To solve this problem, we decided to keep track of conversions for each subscription level independently on each arm, as well as total number of users assigned to that arm. From this data, we can derive the record of success that the arm has in converting to each different level and use that to initialize a handful of beta distributions representing the respective success of each level. We called these different conversion levels ‘fingers’, since each arm of the test had several of them.

Now, when a new user needs to be assigned to an arm, we sample each finger’s distribution, multiply each sample by the CLV of its corresponding subscription level, and add all the results together. (Although this result is not exactly the same as a random sample from the distribution of potential revenue for that arm, you could think of it like that.) We repeat this finger-summing process for every arm, and the user is assigned to whichever arm has the highest total sample value.

This multi-fingered, multi-armed approach allowed us to incorporate both the benefit of higher-value conversions and the higher likelihood of lower-value conversions into our assignment decision, while retaining the computational simplicity of the Thompson sampling algorithm.

Here’s an example of how our method changed its assignments dynamically. Here’s a plot of the distribution of assignments a couple weeks into the test:

And here’s a plot of the same distribution a few weeks later:

You can see that the D and F arms of the test started out as losing arms, but caught up as the test went on. The reverse happened to arm E. The I arm, however, stayed strong throughout the test.

We were excited that the test worked, since this was our first time trying out a multi-armed bandit algorithm. Additionally, the test demonstrated the feasibility of using many different payout levels to run and assess a conversion test.

To evaluate the benefit of dynamic optimization, we compared the total CLV of all the customers gained during the test with the hypothetical total CLV of having run the same test with a standard A/B/n assignment, given the historical conversion ratios during the test. Even though none of the taglines have really stood out as a winner or loser, so far, we’ve garnered \$1800 more in CLV than we would have with an A/B test!

This was our first time including a bandit algorithm in our testing strategy.
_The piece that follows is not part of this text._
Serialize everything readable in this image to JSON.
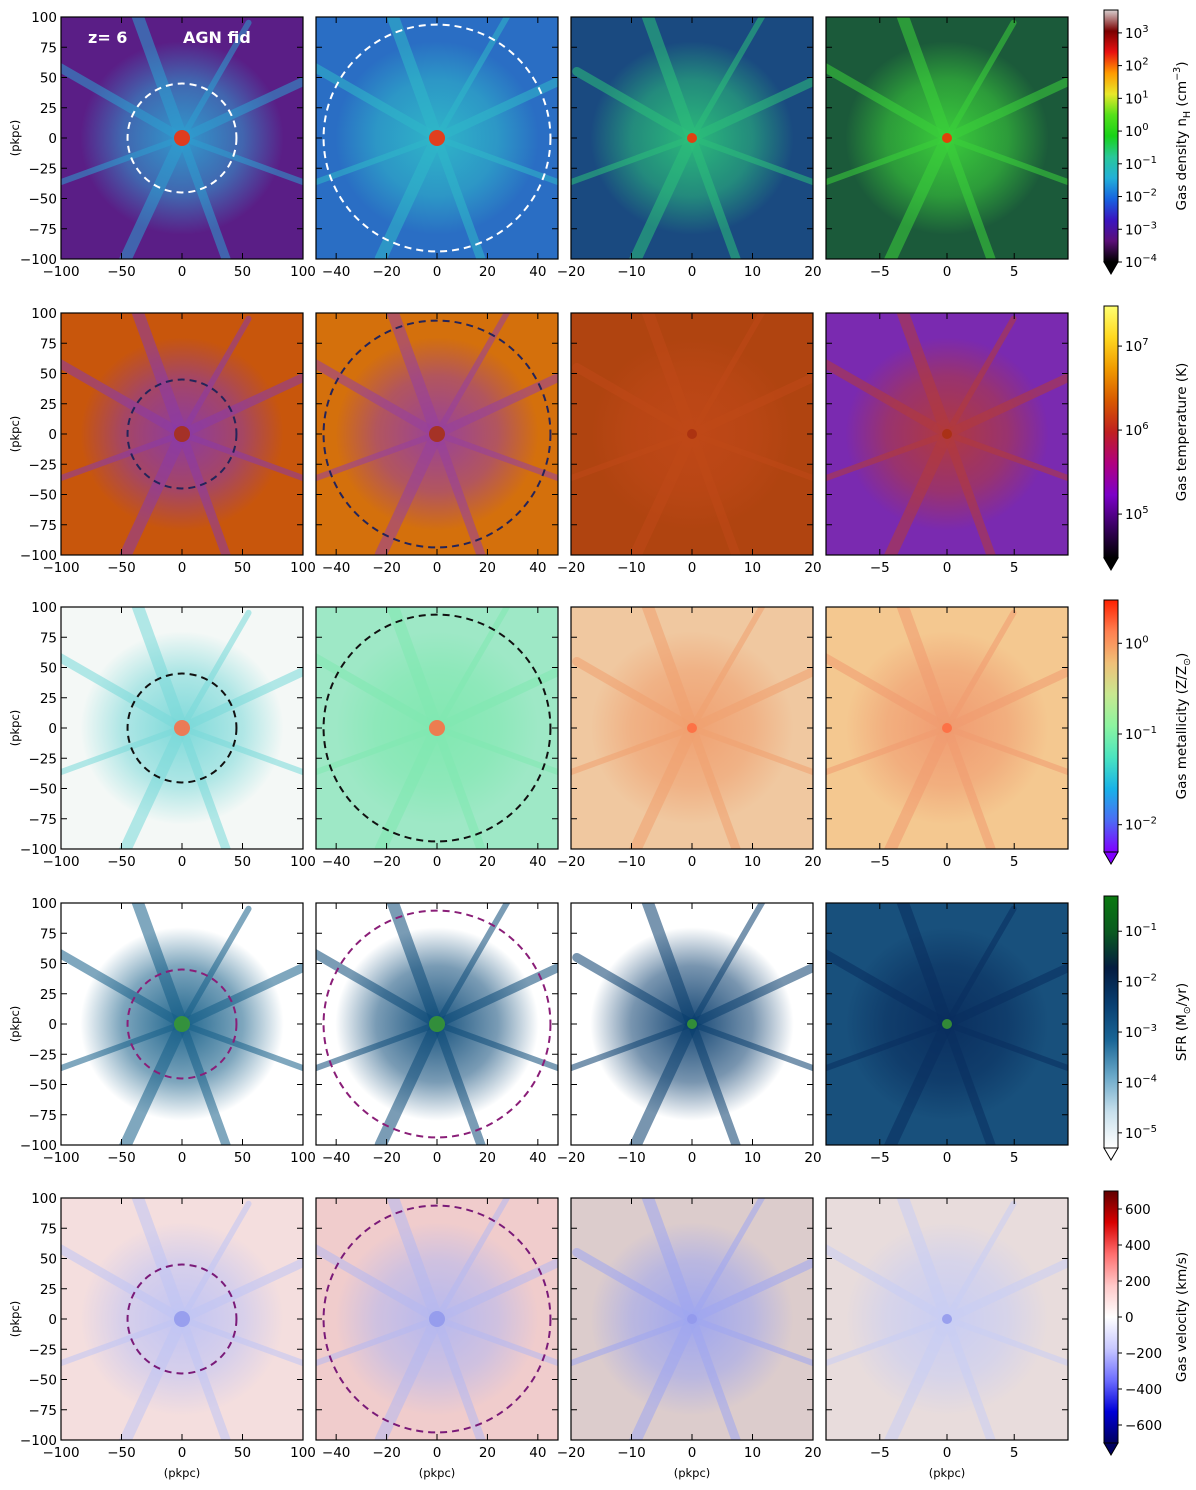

Not only did we successfully implement it, but we also tweaked it to meet our needs. We found a way to include different payouts in our algorithm by using multiple probability distributions, estimating each payout, and combining samples from each distribution according to the weight of its payout. We then demonstrated this on a 12-arm test. We’re excited to continue iterating on this approach and hope that this motivates others to give bandit algorithms a try.

1In the world of Bayesian statistics, which Thompson sampling is based in, the idea of ‘statistical significance’ is not the same as it is in the world of Frequentist statistics, which is where A/B tests come from.